I stand in my house and it’s like some kind of bad dream. It’s my house, but the walls are black, everything is coated black, even “clean” dishes in the cupboards. Circles of clean, white melamine appear as the cups and glasses are taken out for washing.
My hoarding is exposed to the magnificent women who deal with a mess that appals me, the men who calmly try to clean furniture.
I search for more cupboards to empty out, more trips to the skip. Plastic is all stained and tainted, electrical equipment suspect. As I look into the bathroom I am surprised by the charred beams and holes in the wall and roof. That's not how it's supposed to look.
The house would not have survived if Nev had not arrived when he did.
We are so lucky. We have stuff left to throw out. And precious things that have been saved. And some primal part of my brain is still panicking because my nest has been disturbed. I cope with it most of the time, but when I walk into what used to be my home, my brain freezes.
It's been three weeks since the fire.
Going into the house was easier today. The working bee that emptied, and either cleaned or sorted or threw out, had left an empty house than only bore a passing resemblance to my home.
After Nev and my tasks were complete, we headed into Yarra Glen for laundry and lunch. On the way down I detoured along Skyline Road. I last saw this road on the Sunday morning after the fires - Cody had wanted to see his dad's place. He was content to look from the road.
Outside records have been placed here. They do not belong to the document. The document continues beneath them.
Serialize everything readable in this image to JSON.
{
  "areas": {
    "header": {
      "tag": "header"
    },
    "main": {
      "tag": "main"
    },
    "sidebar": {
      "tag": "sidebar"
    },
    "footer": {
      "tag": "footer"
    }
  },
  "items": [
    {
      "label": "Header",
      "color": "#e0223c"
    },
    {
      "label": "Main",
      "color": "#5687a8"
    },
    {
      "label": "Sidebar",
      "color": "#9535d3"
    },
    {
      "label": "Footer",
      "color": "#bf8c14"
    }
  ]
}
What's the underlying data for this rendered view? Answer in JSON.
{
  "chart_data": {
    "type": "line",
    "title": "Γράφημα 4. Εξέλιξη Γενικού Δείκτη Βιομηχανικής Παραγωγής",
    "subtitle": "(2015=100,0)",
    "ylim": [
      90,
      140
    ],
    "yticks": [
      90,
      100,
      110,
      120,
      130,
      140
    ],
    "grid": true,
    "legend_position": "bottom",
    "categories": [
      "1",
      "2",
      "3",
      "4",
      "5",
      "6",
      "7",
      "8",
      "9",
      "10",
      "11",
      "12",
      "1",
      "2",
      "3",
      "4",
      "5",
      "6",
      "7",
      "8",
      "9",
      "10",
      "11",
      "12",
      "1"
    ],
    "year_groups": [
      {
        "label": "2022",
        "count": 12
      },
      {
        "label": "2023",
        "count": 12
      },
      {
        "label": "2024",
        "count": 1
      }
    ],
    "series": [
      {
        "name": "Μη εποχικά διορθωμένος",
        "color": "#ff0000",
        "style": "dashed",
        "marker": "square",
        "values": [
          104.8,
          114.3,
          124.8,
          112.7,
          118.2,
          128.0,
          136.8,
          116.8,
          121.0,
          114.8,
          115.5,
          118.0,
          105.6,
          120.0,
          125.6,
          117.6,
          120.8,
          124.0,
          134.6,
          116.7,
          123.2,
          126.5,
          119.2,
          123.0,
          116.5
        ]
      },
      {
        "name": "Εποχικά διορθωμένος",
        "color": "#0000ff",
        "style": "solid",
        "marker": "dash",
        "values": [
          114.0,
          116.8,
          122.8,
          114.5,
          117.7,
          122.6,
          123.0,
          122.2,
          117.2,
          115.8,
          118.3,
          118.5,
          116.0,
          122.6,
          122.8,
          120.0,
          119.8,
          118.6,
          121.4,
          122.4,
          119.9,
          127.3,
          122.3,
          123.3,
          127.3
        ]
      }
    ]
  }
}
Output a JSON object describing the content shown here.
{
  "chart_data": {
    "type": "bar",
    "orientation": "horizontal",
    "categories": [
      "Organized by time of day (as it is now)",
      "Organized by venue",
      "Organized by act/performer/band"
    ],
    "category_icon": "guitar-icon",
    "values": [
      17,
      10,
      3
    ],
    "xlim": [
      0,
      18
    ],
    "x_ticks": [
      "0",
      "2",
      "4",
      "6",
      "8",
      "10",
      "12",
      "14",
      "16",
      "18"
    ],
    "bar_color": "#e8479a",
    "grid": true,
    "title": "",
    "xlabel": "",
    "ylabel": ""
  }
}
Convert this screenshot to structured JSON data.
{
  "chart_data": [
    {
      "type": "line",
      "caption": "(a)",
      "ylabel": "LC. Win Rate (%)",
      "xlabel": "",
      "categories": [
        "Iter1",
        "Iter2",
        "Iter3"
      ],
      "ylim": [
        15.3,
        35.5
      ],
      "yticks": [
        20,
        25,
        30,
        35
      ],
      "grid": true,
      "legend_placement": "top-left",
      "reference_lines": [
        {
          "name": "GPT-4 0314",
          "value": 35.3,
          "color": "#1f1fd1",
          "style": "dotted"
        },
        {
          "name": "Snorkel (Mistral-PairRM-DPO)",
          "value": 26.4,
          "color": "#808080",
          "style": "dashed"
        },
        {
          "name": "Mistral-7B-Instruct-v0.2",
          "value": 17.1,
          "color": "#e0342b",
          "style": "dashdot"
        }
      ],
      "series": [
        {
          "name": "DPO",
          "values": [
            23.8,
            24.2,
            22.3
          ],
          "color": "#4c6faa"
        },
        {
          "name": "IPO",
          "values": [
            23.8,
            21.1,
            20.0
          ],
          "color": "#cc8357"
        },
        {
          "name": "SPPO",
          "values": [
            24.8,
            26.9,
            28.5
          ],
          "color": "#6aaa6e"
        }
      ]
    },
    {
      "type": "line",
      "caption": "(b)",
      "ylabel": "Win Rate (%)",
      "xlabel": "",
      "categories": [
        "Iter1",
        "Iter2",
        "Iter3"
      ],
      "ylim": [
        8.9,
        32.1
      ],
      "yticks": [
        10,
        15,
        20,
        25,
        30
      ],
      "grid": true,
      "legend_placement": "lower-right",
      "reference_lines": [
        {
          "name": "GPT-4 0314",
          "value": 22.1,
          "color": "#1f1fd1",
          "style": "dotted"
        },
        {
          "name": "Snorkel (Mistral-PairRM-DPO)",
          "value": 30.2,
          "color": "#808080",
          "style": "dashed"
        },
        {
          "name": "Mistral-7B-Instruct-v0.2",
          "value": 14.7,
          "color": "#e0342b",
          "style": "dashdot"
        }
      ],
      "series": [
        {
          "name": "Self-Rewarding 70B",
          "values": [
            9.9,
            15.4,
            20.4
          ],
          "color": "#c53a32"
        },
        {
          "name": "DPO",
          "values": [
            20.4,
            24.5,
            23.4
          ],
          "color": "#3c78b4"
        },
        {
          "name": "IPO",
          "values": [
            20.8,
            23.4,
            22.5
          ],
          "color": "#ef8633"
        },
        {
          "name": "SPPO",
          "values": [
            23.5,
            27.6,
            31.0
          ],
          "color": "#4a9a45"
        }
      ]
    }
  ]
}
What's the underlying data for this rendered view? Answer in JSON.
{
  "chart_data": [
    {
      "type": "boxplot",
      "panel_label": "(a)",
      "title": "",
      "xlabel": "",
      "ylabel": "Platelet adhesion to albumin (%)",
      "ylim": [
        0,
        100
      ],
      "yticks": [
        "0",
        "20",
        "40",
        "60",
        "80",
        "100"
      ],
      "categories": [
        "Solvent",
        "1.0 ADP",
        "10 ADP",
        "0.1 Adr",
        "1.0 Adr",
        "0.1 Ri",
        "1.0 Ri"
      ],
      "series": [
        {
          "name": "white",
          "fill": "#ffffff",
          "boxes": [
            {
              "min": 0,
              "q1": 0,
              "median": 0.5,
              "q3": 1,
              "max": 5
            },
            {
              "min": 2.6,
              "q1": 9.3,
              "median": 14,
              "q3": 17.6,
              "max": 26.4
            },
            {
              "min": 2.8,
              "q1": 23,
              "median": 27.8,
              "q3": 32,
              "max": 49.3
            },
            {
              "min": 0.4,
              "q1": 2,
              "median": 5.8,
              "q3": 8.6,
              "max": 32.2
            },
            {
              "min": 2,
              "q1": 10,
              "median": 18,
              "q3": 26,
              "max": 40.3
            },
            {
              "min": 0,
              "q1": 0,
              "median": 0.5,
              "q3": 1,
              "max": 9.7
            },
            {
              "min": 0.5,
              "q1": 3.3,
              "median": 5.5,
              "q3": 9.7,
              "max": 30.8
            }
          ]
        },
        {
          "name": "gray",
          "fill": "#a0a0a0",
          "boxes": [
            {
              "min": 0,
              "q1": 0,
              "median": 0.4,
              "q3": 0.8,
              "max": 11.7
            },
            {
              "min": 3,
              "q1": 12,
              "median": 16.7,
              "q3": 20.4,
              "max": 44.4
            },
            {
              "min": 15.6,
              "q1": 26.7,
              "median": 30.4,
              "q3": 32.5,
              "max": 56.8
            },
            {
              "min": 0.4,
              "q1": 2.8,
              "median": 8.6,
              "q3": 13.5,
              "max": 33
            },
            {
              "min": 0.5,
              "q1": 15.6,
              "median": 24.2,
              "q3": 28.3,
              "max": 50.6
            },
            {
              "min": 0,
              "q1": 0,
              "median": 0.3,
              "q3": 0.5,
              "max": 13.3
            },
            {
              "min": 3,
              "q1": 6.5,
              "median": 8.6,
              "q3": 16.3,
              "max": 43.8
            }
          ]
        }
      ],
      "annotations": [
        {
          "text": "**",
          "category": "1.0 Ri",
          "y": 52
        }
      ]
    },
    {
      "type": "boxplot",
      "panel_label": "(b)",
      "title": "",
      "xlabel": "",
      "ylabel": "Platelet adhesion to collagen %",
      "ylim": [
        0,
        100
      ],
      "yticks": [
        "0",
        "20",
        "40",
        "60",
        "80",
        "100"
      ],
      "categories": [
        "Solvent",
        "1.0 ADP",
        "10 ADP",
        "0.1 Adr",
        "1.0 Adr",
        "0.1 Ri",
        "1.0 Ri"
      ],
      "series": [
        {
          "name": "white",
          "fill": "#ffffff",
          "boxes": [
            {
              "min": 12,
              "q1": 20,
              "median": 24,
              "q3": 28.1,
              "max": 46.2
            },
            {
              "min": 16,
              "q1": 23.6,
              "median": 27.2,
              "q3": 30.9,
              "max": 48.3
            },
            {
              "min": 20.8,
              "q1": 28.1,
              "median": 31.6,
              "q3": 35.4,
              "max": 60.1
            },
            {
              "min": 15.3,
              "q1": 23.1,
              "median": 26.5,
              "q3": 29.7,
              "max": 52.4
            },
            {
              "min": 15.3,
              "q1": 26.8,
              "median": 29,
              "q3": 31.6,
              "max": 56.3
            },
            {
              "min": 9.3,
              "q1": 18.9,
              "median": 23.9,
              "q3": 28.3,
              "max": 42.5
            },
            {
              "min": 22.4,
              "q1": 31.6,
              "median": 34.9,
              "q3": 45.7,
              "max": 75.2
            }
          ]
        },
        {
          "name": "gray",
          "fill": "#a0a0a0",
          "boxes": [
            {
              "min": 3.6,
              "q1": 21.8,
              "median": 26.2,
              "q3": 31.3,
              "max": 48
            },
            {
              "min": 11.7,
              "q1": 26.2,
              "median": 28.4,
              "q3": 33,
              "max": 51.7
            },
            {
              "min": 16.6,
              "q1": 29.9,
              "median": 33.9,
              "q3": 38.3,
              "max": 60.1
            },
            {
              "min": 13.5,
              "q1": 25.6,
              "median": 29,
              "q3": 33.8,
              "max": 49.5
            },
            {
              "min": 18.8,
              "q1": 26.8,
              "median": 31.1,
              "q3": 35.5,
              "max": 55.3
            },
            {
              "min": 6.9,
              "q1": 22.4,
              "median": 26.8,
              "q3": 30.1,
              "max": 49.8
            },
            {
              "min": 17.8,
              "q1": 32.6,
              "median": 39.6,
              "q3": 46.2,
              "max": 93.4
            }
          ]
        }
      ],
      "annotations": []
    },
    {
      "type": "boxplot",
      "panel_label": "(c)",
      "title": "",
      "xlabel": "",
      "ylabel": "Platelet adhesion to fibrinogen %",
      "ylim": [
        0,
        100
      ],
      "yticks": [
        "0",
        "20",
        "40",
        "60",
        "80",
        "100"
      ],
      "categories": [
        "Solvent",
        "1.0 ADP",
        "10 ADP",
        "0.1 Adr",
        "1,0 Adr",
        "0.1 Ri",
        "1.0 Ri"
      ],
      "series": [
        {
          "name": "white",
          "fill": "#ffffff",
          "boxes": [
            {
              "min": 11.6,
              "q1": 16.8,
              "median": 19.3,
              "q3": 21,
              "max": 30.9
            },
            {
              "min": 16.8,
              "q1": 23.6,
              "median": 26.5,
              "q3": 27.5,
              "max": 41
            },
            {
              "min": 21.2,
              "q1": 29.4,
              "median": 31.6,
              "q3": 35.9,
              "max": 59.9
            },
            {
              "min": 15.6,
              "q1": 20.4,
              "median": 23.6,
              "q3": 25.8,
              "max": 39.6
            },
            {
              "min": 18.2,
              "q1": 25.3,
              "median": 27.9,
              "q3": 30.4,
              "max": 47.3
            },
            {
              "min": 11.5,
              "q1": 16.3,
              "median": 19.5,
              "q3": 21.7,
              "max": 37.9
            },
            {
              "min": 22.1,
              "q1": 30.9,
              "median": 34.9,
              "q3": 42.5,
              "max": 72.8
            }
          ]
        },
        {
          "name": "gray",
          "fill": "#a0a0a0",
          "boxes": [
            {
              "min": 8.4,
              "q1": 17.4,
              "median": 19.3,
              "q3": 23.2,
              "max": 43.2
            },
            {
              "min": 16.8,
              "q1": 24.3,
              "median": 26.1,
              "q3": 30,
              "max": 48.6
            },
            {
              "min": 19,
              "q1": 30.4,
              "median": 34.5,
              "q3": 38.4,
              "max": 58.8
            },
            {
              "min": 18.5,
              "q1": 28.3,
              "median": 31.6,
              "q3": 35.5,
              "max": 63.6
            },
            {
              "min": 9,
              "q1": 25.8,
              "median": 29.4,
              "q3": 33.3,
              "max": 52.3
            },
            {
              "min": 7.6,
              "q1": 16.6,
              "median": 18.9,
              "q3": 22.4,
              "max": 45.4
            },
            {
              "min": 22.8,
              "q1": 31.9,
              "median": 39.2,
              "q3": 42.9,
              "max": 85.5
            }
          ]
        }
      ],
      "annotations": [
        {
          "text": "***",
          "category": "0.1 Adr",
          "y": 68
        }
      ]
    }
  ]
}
The fallen powerlines and trees still burning by the roadside were three weeks gone. The forest now stood, sticks of black with no leaves to shroud the views. Views of more black, patches of improbable green and houses that were no longer there.
The devastation put the stinking chaos in my home in perspective. There was still a roof and walls. It can be repaired. You can't repair a pile of rubble and a few twisted sheets of iron. You can only rebuild.
What sticks most in my memory of that drive are the view across to Steeles Creek, the black stain that had raced across the landscape, and the piece of salvaged sheet metal leaning against what I think used to be Leon's gate, an impromptu sign announcing, "COMING BACK".